Les trois quarts de la population (dont un quart d’étrangers) en situation régulière, « doit jouir d’un égal accès aux services publics sans discrimination au regard de leur nationalité », et un quart en situation irrégulière en attente d’un titre de séjour mais qui « rencontre des difficultés pour accéder aux guichets préfectoraux », incite le rapport à pointer le « sous-dimensionnement » des services publics.
La LIC, une cape d’invisibilité pour les droits
En réponse au dénuement des infrastructures, l’Etat est accusé de se focaliser « sur la lutte contre l’immigration irrégulière, au risque de creuser les clivages et d’attiser les tensions sociales », accuse le Défenseur des droits. Sur les 27.000 reconduites annoncées ce lundi, on estime traditionnellement à 50% la proportion de ceux qui reviennent sur le territoire, « ce qui ne diminue pas le nombre de personnes prétendant à des services publics de qualité », et favorise l’exploitation de filières de passeurs.
Au cœur du rapport, Jacques Toubon accuse l’Etat de ce qu’on pourrait qualifier d’un tour d’illusionniste : « L’accent mis sur la lutte contre l’immigration irrégulière détourne les regards et invisibilise la responsabilité qui incombe à l’Etat de garantir aux habitants de Mayotte une égalité de droits réelle avec ceux de la métropole. »
Un raisonnement qui pousse l’Etat à « refuser illégalement un droit dû plutôt que de prendre le risque de trop donner », en sous-entendant que « l’amélioration des biens et des services profitera d’abord aux étrangers ». Est notamment pointée une « protection sociale dérogatoire », en particulier, l’absence de couverture maladie universelle complémentaire (CMU-c, annoncée pour 2022) et l’aide médicale de l’Etat (AME) n’y existent pas (…) accentuait de fait la pression pesant sur le CHM ».
Le rapport pointe que « l’île souffre d’abord et avant tout d’un problème majeur d’accès aux services publics et d’exercice réel des droits qui affecte l’ensemble de la population quelle que soit sa nationalité ». Personne n’est oublié…
Dans ce contexte, le Défenseur des droits entend dénoncer chaque nouveau recul du droit à Mayotte, qu’il soit « le fruit de pratiques illégales ou de l’adoption de nouvelles dispositions dérogatoires, ces dispositions tendant toujours à éloigner Mayotte du droit commun pour en faire une terre juridique d’exception ».
4 fois moins de lits d’hôpital que dans le reste du pays
Les secteurs plus particulièrement touchés sont connus : l’accès aux soins, à la scolarisation et à la protection de l’enfance.

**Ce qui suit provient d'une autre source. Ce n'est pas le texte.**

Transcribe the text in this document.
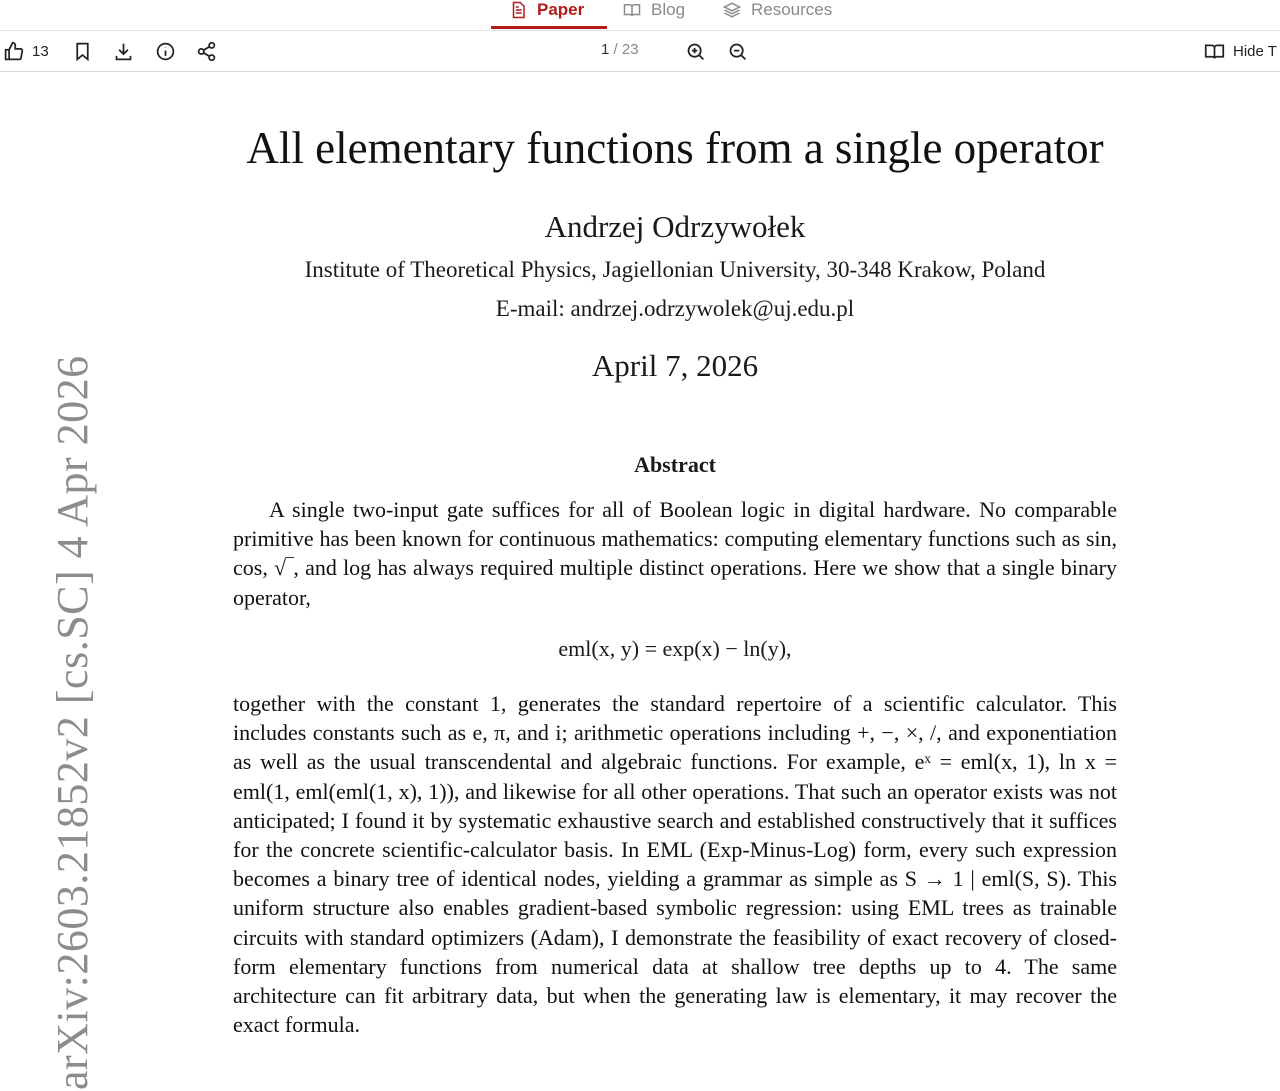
Paper	Blog	Resources
13	1 / 23	Hide T
All elementary functions from a single operator
Andrzej Odrzywołek
Institute of Theoretical Physics, Jagiellonian University, 30-348 Krakow, Poland
E-mail: andrzej.odrzywolek@uj.edu.pl
April 7, 2026
Abstract
A single two-input gate suffices for all of Boolean logic in digital hardware. No comparable primitive has been known for continuous mathematics: computing elementary functions such as sin, cos, √‾, and log has always required multiple distinct operations. Here we show that a single binary operator,
eml(x, y) = exp(x) − ln(y),
together with the constant 1, generates the standard repertoire of a scientific calculator. This includes constants such as e, π, and i; arithmetic operations including +, −, ×, /, and exponentiation as well as the usual transcendental and algebraic functions. For example, eˣ = eml(x, 1), ln x = eml(1, eml(eml(1, x), 1)), and likewise for all other operations. That such an operator exists was not anticipated; I found it by systematic exhaustive search and established constructively that it suffices for the concrete scientific-calculator basis. In EML (Exp-Minus-Log) form, every such expression becomes a binary tree of identical nodes, yielding a grammar as simple as S → 1 | eml(S, S). This uniform structure also enables gradient-based symbolic regression: using EML trees as trainable circuits with standard optimizers (Adam), I demonstrate the feasibility of exact recovery of closed-form elementary functions from numerical data at shallow tree depths up to 4. The same architecture can fit arbitrary data, but when the generating law is elementary, it may recover the exact formula.
arXiv:2603.21852v2 [cs.SC] 4 Apr 2026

Pour le premier, « sous-dimensionné au regard des besoins », le nombre de lits pour toute l’île est de 411, soit 1,6 lit pour 1.000 habitants, alors que la moyenne nationale est de 6 lits pour 1.000 habitants.
Sur l’accès à la scolarisation, les maires sont toujours accusés de demander des listes de pièces justificatives qui « excèdent les exigences légales », en réponse au problème de rotation qui toucherait 40% des établissements de l’île. 2.700 enfants de 6 à 16 ans ne seraient pas scolarisés en 2017 selon l’INSEE.
Les services de la protection de l’enfance sont pointés du doigt pour leurs défaillances malgré la compensation de l’Etat, liées « tant à l’inertie des services ressources humaines, services techniques, qu’à des insuffisances en termes de compétences et de formation des professionnels dans la prise en charge des enfants ».
Parmi les obstacles à l’exercice effectif des droits relevés par les services du Défenseur des droits, certains sont tels « qu’ils imposent d’emblée des recommandations ». Ces recommandations n’ont pas de pouvoir de sanction.
En conclusion, le Défenseur des droits préconise de renforcer les coopérations entre les différents acteurs de l’accès aux droits présents sur l’île, au sein du CDAD.